Был уже вечер, когда я пришел в свое бюро. В доме стояла тишина. Я открыл дверь в свою комнату, взял конверт, лежащий на подносе для писем, и не глядя бросил его на стол. Затем растворил окно, выглянул на улицу, увидел зажженные неоновые лампы и глубоко вздохнул. Потом снял пиджак и галстук, достал бутылку виски и налил себе полный бокал. Мне это не очень помогло. Второй бокал тоже не принес облегчения. Вероятно, Уэббер уже увиделся с Кингсли. Вскоре начнется атака на его жену, если она уже не началась. Для полиции все было ясно как день: грязная история, в которой участвовали двое, в которой было слишком много любви, слишком много выпивки и страсти. А в результате — дикая ненависть и жажда мести. Мне же казалось, что все это чересчур просто. Я взял конверт и вскрыл его.
Я выпил еще бокал.
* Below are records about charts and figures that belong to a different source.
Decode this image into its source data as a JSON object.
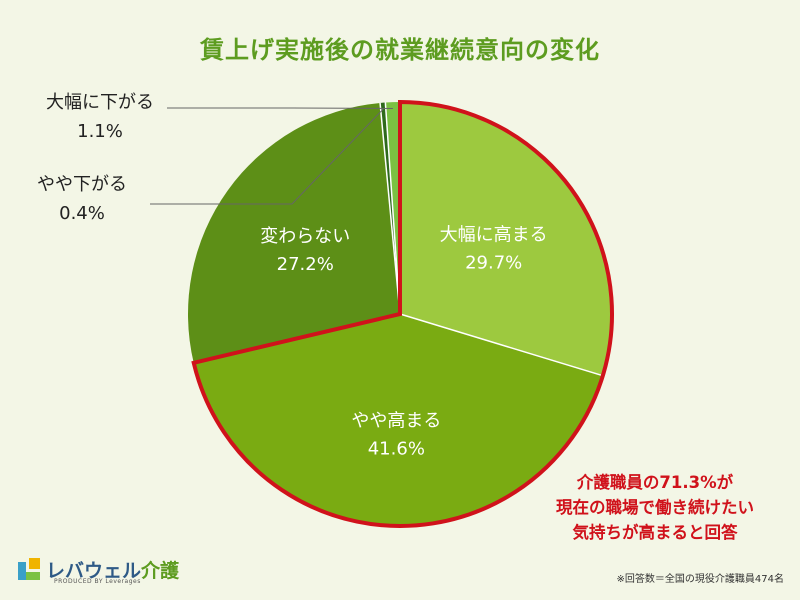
{
  "chart_data": {
    "type": "pie",
    "title": "賃上げ実施後の就業継続意向の変化",
    "start_angle_deg": 0,
    "direction": "clockwise",
    "slices": [
      {
        "label": "大幅に高まる",
        "value": 29.7,
        "value_text": "29.7%",
        "color": "#9dc93f",
        "label_pos": "inside"
      },
      {
        "label": "やや高まる",
        "value": 41.6,
        "value_text": "41.6%",
        "color": "#7aab12",
        "label_pos": "inside"
      },
      {
        "label": "変わらない",
        "value": 27.2,
        "value_text": "27.2%",
        "color": "#5d8f17",
        "label_pos": "inside"
      },
      {
        "label": "やや下がる",
        "value": 0.4,
        "value_text": "0.4%",
        "color": "#2f6a1c",
        "label_pos": "outside"
      },
      {
        "label": "大幅に下がる",
        "value": 1.1,
        "value_text": "1.1%",
        "color": "#7bc142",
        "label_pos": "outside"
      }
    ],
    "highlight": {
      "slices": [
        "大幅に高まる",
        "やや高まる"
      ],
      "color": "#d0121b"
    }
  },
  "callout": {
    "lines": [
      "介護職員の71.3%が",
      "現在の職場で働き続けたい",
      "気持ちが高まると回答"
    ],
    "color": "#d0121b"
  },
  "logo": {
    "main": "レバウェル",
    "accent": "介護",
    "sub": "PRODUCED BY Leverages"
  },
  "footnote": "※回答数＝全国の現役介護職員474名",
  "colors": {
    "background": "#f3f6e6",
    "title": "#5d9c20"
  }
}
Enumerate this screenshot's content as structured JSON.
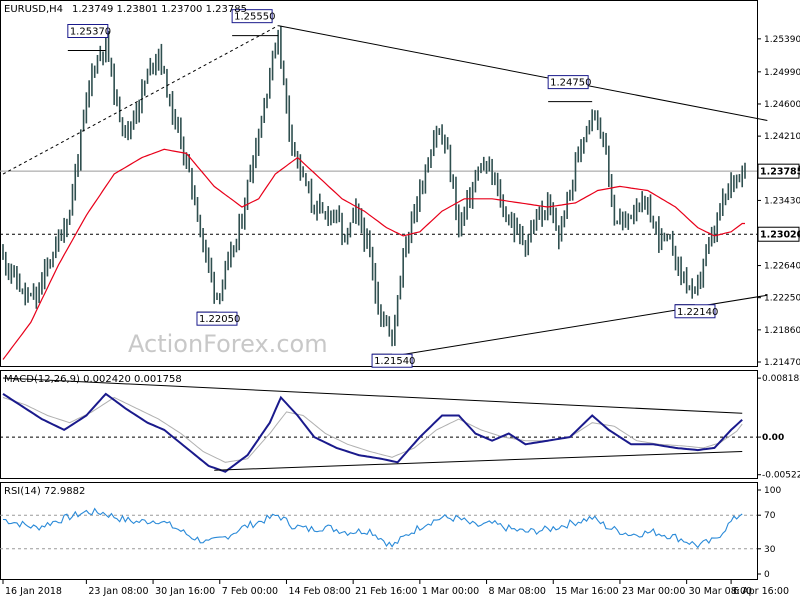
{
  "header": {
    "symbol": "EURUSD,H4",
    "ohlc": "1.23749 1.23801 1.23700 1.23785"
  },
  "watermark": "ActionForex.com",
  "chart_data": [
    {
      "panel": "price",
      "type": "ohlc",
      "title": "EURUSD,H4 1.23749 1.23801 1.23700 1.23785",
      "ylim": [
        1.2147,
        1.2574
      ],
      "y_ticks": [
        "1.25390",
        "1.24990",
        "1.24600",
        "1.24210",
        "1.23820",
        "1.23430",
        "1.23030",
        "1.22640",
        "1.22250",
        "1.21860",
        "1.21470"
      ],
      "last_price": "1.23785",
      "horizontal_line_label": "1.23020",
      "horizontal_line_value": 1.2302,
      "annotations": [
        {
          "label": "1.25370",
          "bar": 37,
          "value": 1.2537
        },
        {
          "label": "1.25550",
          "bar": 99,
          "value": 1.2555
        },
        {
          "label": "1.22050",
          "bar": 77,
          "value": 1.2205
        },
        {
          "label": "1.21540",
          "bar": 140,
          "value": 1.2154
        },
        {
          "label": "1.24750",
          "bar": 212,
          "value": 1.2475
        },
        {
          "label": "1.22140",
          "bar": 249,
          "value": 1.2214
        }
      ],
      "trendlines": [
        {
          "style": "solid",
          "from": {
            "bar": 99,
            "value": 1.2555
          },
          "to": {
            "bar": 270,
            "value": 1.244
          }
        },
        {
          "style": "solid",
          "from": {
            "bar": 140,
            "value": 1.2154
          },
          "to": {
            "bar": 270,
            "value": 1.2228
          }
        },
        {
          "style": "dashed",
          "from": {
            "bar": 0,
            "value": 1.2375
          },
          "to": {
            "bar": 99,
            "value": 1.2555
          }
        }
      ],
      "price_anchors": [
        [
          0,
          1.2275
        ],
        [
          4,
          1.225
        ],
        [
          8,
          1.2225
        ],
        [
          12,
          1.2225
        ],
        [
          16,
          1.2265
        ],
        [
          20,
          1.2295
        ],
        [
          24,
          1.233
        ],
        [
          28,
          1.242
        ],
        [
          32,
          1.25
        ],
        [
          37,
          1.2537
        ],
        [
          41,
          1.2455
        ],
        [
          45,
          1.2425
        ],
        [
          49,
          1.2465
        ],
        [
          53,
          1.2505
        ],
        [
          56,
          1.2525
        ],
        [
          60,
          1.246
        ],
        [
          64,
          1.2415
        ],
        [
          68,
          1.236
        ],
        [
          72,
          1.229
        ],
        [
          77,
          1.2225
        ],
        [
          81,
          1.2265
        ],
        [
          85,
          1.2305
        ],
        [
          89,
          1.238
        ],
        [
          93,
          1.244
        ],
        [
          96,
          1.25
        ],
        [
          99,
          1.2545
        ],
        [
          103,
          1.243
        ],
        [
          107,
          1.238
        ],
        [
          111,
          1.234
        ],
        [
          115,
          1.2325
        ],
        [
          119,
          1.233
        ],
        [
          123,
          1.2295
        ],
        [
          127,
          1.233
        ],
        [
          131,
          1.229
        ],
        [
          135,
          1.2215
        ],
        [
          140,
          1.2175
        ],
        [
          144,
          1.228
        ],
        [
          148,
          1.233
        ],
        [
          152,
          1.238
        ],
        [
          156,
          1.243
        ],
        [
          160,
          1.24
        ],
        [
          164,
          1.231
        ],
        [
          168,
          1.235
        ],
        [
          172,
          1.2385
        ],
        [
          176,
          1.2375
        ],
        [
          180,
          1.233
        ],
        [
          184,
          1.231
        ],
        [
          188,
          1.229
        ],
        [
          192,
          1.232
        ],
        [
          196,
          1.2335
        ],
        [
          200,
          1.23
        ],
        [
          204,
          1.2355
        ],
        [
          208,
          1.2415
        ],
        [
          212,
          1.2455
        ],
        [
          216,
          1.242
        ],
        [
          220,
          1.232
        ],
        [
          224,
          1.2315
        ],
        [
          228,
          1.234
        ],
        [
          232,
          1.233
        ],
        [
          236,
          1.23
        ],
        [
          240,
          1.229
        ],
        [
          244,
          1.2255
        ],
        [
          249,
          1.2225
        ],
        [
          252,
          1.227
        ],
        [
          255,
          1.2295
        ],
        [
          258,
          1.233
        ],
        [
          262,
          1.2365
        ],
        [
          265,
          1.2378
        ]
      ],
      "ma_anchors": [
        [
          0,
          1.215
        ],
        [
          10,
          1.2195
        ],
        [
          20,
          1.2265
        ],
        [
          30,
          1.2325
        ],
        [
          40,
          1.2375
        ],
        [
          50,
          1.2395
        ],
        [
          58,
          1.2405
        ],
        [
          66,
          1.24
        ],
        [
          76,
          1.236
        ],
        [
          86,
          1.2335
        ],
        [
          92,
          1.2345
        ],
        [
          98,
          1.2375
        ],
        [
          106,
          1.2395
        ],
        [
          114,
          1.237
        ],
        [
          122,
          1.2345
        ],
        [
          130,
          1.233
        ],
        [
          138,
          1.231
        ],
        [
          144,
          1.23
        ],
        [
          150,
          1.2305
        ],
        [
          158,
          1.233
        ],
        [
          166,
          1.2345
        ],
        [
          176,
          1.2345
        ],
        [
          186,
          1.234
        ],
        [
          196,
          1.2335
        ],
        [
          206,
          1.234
        ],
        [
          214,
          1.2355
        ],
        [
          222,
          1.236
        ],
        [
          232,
          1.2355
        ],
        [
          242,
          1.2335
        ],
        [
          250,
          1.231
        ],
        [
          256,
          1.23
        ],
        [
          262,
          1.2305
        ],
        [
          266,
          1.2315
        ]
      ]
    },
    {
      "panel": "macd",
      "type": "line",
      "title": "MACD(12,26,9) 0.002420 0.001758",
      "ylim": [
        -0.0054,
        0.0082
      ],
      "y_ticks": [
        "0.008182",
        "0.00",
        "-0.005223"
      ],
      "zero_line": 0,
      "macd_anchors": [
        [
          0,
          0.006
        ],
        [
          8,
          0.004
        ],
        [
          14,
          0.0025
        ],
        [
          22,
          0.001
        ],
        [
          30,
          0.003
        ],
        [
          37,
          0.006
        ],
        [
          44,
          0.004
        ],
        [
          52,
          0.002
        ],
        [
          58,
          0.001
        ],
        [
          66,
          -0.0015
        ],
        [
          74,
          -0.004
        ],
        [
          80,
          -0.0048
        ],
        [
          88,
          -0.0025
        ],
        [
          96,
          0.002
        ],
        [
          100,
          0.0055
        ],
        [
          106,
          0.003
        ],
        [
          112,
          0.0
        ],
        [
          120,
          -0.0015
        ],
        [
          128,
          -0.0025
        ],
        [
          136,
          -0.003
        ],
        [
          142,
          -0.0035
        ],
        [
          150,
          0.0
        ],
        [
          158,
          0.003
        ],
        [
          164,
          0.003
        ],
        [
          170,
          0.0005
        ],
        [
          176,
          -0.0005
        ],
        [
          182,
          0.0005
        ],
        [
          188,
          -0.001
        ],
        [
          196,
          -0.0005
        ],
        [
          204,
          0.0
        ],
        [
          212,
          0.003
        ],
        [
          218,
          0.001
        ],
        [
          226,
          -0.001
        ],
        [
          234,
          -0.001
        ],
        [
          242,
          -0.0015
        ],
        [
          250,
          -0.0018
        ],
        [
          256,
          -0.0015
        ],
        [
          262,
          0.001
        ],
        [
          266,
          0.0024
        ]
      ],
      "signal_anchors": [
        [
          0,
          0.0055
        ],
        [
          8,
          0.0045
        ],
        [
          16,
          0.003
        ],
        [
          24,
          0.002
        ],
        [
          32,
          0.0035
        ],
        [
          40,
          0.0055
        ],
        [
          48,
          0.004
        ],
        [
          56,
          0.0025
        ],
        [
          64,
          0.0005
        ],
        [
          72,
          -0.002
        ],
        [
          80,
          -0.0035
        ],
        [
          88,
          -0.003
        ],
        [
          96,
          0.0005
        ],
        [
          102,
          0.0035
        ],
        [
          108,
          0.003
        ],
        [
          116,
          0.0005
        ],
        [
          124,
          -0.001
        ],
        [
          132,
          -0.002
        ],
        [
          140,
          -0.0028
        ],
        [
          148,
          -0.0015
        ],
        [
          156,
          0.001
        ],
        [
          164,
          0.0025
        ],
        [
          172,
          0.001
        ],
        [
          180,
          0.0
        ],
        [
          188,
          -0.0005
        ],
        [
          196,
          -0.0005
        ],
        [
          204,
          0.0
        ],
        [
          212,
          0.002
        ],
        [
          220,
          0.0015
        ],
        [
          228,
          -0.0005
        ],
        [
          236,
          -0.001
        ],
        [
          244,
          -0.0012
        ],
        [
          252,
          -0.0015
        ],
        [
          258,
          -0.0008
        ],
        [
          264,
          0.0008
        ],
        [
          266,
          0.0018
        ]
      ],
      "trendlines": [
        {
          "from": {
            "bar": 0,
            "value": 0.0082
          },
          "to": {
            "bar": 266,
            "value": 0.0033
          }
        },
        {
          "from": {
            "bar": 76,
            "value": -0.0046
          },
          "to": {
            "bar": 266,
            "value": -0.002
          }
        }
      ]
    },
    {
      "panel": "rsi",
      "type": "line",
      "title": "RSI(14) 72.9882",
      "ylim": [
        0,
        100
      ],
      "y_ticks": [
        "100",
        "70",
        "30",
        "0"
      ],
      "guide_levels": [
        70,
        30
      ],
      "rsi_anchors": [
        [
          0,
          65
        ],
        [
          6,
          60
        ],
        [
          12,
          55
        ],
        [
          18,
          62
        ],
        [
          24,
          68
        ],
        [
          30,
          74
        ],
        [
          36,
          73
        ],
        [
          42,
          66
        ],
        [
          48,
          62
        ],
        [
          56,
          64
        ],
        [
          62,
          55
        ],
        [
          68,
          44
        ],
        [
          74,
          37
        ],
        [
          80,
          44
        ],
        [
          86,
          55
        ],
        [
          92,
          62
        ],
        [
          99,
          70
        ],
        [
          104,
          58
        ],
        [
          110,
          53
        ],
        [
          116,
          56
        ],
        [
          124,
          50
        ],
        [
          132,
          52
        ],
        [
          140,
          33
        ],
        [
          146,
          48
        ],
        [
          152,
          60
        ],
        [
          158,
          67
        ],
        [
          164,
          66
        ],
        [
          170,
          57
        ],
        [
          176,
          60
        ],
        [
          182,
          54
        ],
        [
          188,
          50
        ],
        [
          196,
          53
        ],
        [
          204,
          60
        ],
        [
          212,
          67
        ],
        [
          218,
          55
        ],
        [
          226,
          47
        ],
        [
          234,
          50
        ],
        [
          242,
          44
        ],
        [
          250,
          34
        ],
        [
          256,
          40
        ],
        [
          262,
          62
        ],
        [
          266,
          73
        ]
      ]
    }
  ],
  "x_axis": {
    "labels": [
      {
        "bar": 0,
        "text": "16 Jan 2018"
      },
      {
        "bar": 30,
        "text": "23 Jan 08:00"
      },
      {
        "bar": 54,
        "text": "30 Jan 16:00"
      },
      {
        "bar": 78,
        "text": "7 Feb 00:00"
      },
      {
        "bar": 102,
        "text": "14 Feb 08:00"
      },
      {
        "bar": 126,
        "text": "21 Feb 16:00"
      },
      {
        "bar": 150,
        "text": "1 Mar 00:00"
      },
      {
        "bar": 174,
        "text": "8 Mar 08:00"
      },
      {
        "bar": 198,
        "text": "15 Mar 16:00"
      },
      {
        "bar": 222,
        "text": "23 Mar 00:00"
      },
      {
        "bar": 246,
        "text": "30 Mar 08:00"
      },
      {
        "bar": 262,
        "text": "6 Apr 16:00"
      }
    ]
  },
  "colors": {
    "bars": "#2f4f4f",
    "ma": "#e8001a",
    "macd": "#1a1a8c",
    "signal": "#b0b0b0",
    "rsi": "#2a8ad8",
    "label_border": "#1a1a8c",
    "watermark": "#c8c8c8"
  }
}
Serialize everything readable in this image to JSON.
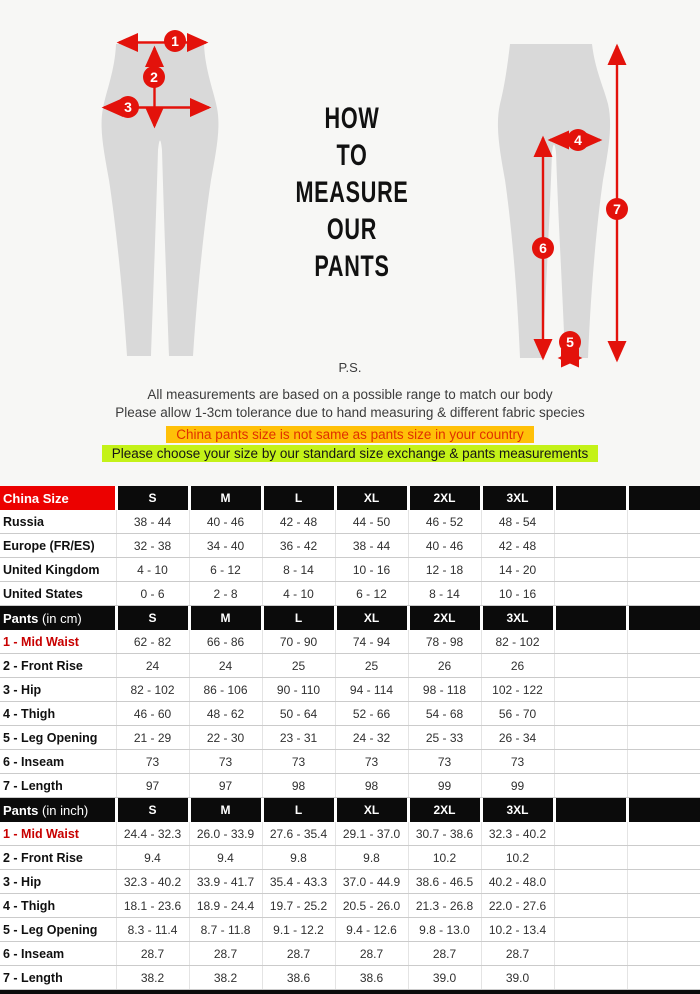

Тяжесть начинала отступать. Я передвинул предметы на столе и, проведя пальцем по его краю, обнаружил пыль. Посмотрев на часы, я убрал бутылку и пошел в ванную сполоснуть бокал. Затем вымыл руки, смочил лицо холодной водой и взглянул в зеркало. Краснота на левой щеке исчезла, но опухоль еще не совсем спала. Я пригладил щеткой волосы и заметил блестевшую в них седину. Очень много седины! Лицо выглядело болезненно, оно мне не понравилось. Вернувшись в бюро, я снова перечитал записку мисс Фромсетт. Потом разгладил бумагу, снова сложил ее и убрал в карман. Затем посидел у окна, слушая вечернюю тишину, и постепенно в мою душу тоже вошел покой.
Росмор-Арм — это унылая громада темно-красных кирпичей, окружающих необъятный двор. В холле стояла тишина, из гигантских горшков поднимались к потолку самые разные растения, в клетке, граничащей по размерам с собачьей конурой, дремала скучающая канарейка. Грейсоны жили на пятом этаже в северном крыле здания. Они сидели в комнате, обстановка которой, очевидно, не менялась в течение последних тридцати лет. Здесь пахло табачным дымом и только что съеденным обедом. Жена Грейсона, полная женщина, штопала носки, на ее коленях стояла корзинка с нитками. Грейсон был высоким, широкоплечим мужчиной со смуглым волевым лицом. Нацепив очки, он читал вечернюю газету. Вероятно, он был бухгалтером. На пальцах его виднелись следы чернил, а из кармана жилета выглядывали цветные карандаши. Тщательно, раз семь, перечитав мою карточку, он оглядел меня с ног до головы, а затем спросил:
— С какой целью вы пришли к нам, мистер Марлоу?